I have kept bees since I was a teenager. That’s now more than 50 years, but I’ve been doing research on bees since I arrived at Maine in the late 1880s. I’m sorry, the late 1980s. [laughs]

I’m not that old. [laughs]

There’s 275 species currently that we know of in Maine. There are probably more, but I suspect that really not many more than 300 species of bees.

Brianne Du Clos:
They’re so cool. They’re different shapes, sizes and colors. They’re really fun to go out there and find.

[bird sounds]

Frank Drummond:
The research projects on campus are all related by having a common theme. The common theme is to improve the health of the bee communities in Maine.

Kaylen Bickerman-Martens:
(Let’s see if we can find bees.) What’s going on with bumblebees is that some species are going up in numbers in terms of relative abundance, and then others have been declining.

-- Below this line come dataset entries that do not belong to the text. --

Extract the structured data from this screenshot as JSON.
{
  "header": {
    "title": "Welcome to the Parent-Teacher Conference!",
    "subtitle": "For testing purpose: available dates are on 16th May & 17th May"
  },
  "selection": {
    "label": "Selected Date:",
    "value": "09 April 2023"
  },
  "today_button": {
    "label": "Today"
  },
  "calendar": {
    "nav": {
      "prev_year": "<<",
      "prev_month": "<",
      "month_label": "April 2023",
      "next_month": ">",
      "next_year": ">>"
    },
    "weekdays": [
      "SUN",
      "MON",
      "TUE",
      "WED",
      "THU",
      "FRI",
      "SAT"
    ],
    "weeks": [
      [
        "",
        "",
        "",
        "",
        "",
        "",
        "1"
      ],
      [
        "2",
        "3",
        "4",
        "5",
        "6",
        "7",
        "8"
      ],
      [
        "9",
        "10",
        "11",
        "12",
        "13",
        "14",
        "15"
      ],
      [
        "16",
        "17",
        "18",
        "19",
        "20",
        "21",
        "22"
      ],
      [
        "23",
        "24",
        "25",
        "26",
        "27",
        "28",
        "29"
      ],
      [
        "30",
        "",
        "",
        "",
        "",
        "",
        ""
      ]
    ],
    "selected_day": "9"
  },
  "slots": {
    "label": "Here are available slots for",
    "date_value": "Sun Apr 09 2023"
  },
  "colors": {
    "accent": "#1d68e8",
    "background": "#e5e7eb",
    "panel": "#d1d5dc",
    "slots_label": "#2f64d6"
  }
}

Part of my research is sussing out what is going on, What is behind the declines?

Brianne Du Clos:
I study how wild bees use the landscape in a number of ways. One of the projects that I’m doing is looking at bees in power lines. It’s strange to think about power lines as bee habitat. I’m looking at them as being beneficial for bees.

We’re looking at power lines near blueberry fields, thinking about power lines serving as a source of bee habitat for wild bees after the blueberry bloom.

Garry Morneault:
I’m part of the Maine EPSCoR Program at the university. It’s an internship program for high school students. My specific project is looking at parasites in bumblebees and their relation to bumblebee populations.

We’re testing the rates of infection in bees in both natural environments and urbanized environments among different species.

Frank Drummond:
We depend a lot on the students for helping us do the research. They learn a lot about the biology and ecology of bees. But on the flip side, they actually contribute a lot and we learn a lot from their own research. It’s been wonderful.

Without the bees, not only would we not have nuts and fruits to eat, but we would really miss a lot of the wonderful, colorful wildflowers that we see.

Brianne Du Clos:
With the decline in honeybee health and the stability of honeybees being questioned, we have some pretty drastic losses of honeybees in the state. Knowing what our wild bee populations are, how we could get the most out of them for crop pollination purposes, and also for just appreciating them for what we are.

I think this product is really important in determining the pollination security for the state and particularly the wild blueberry industry.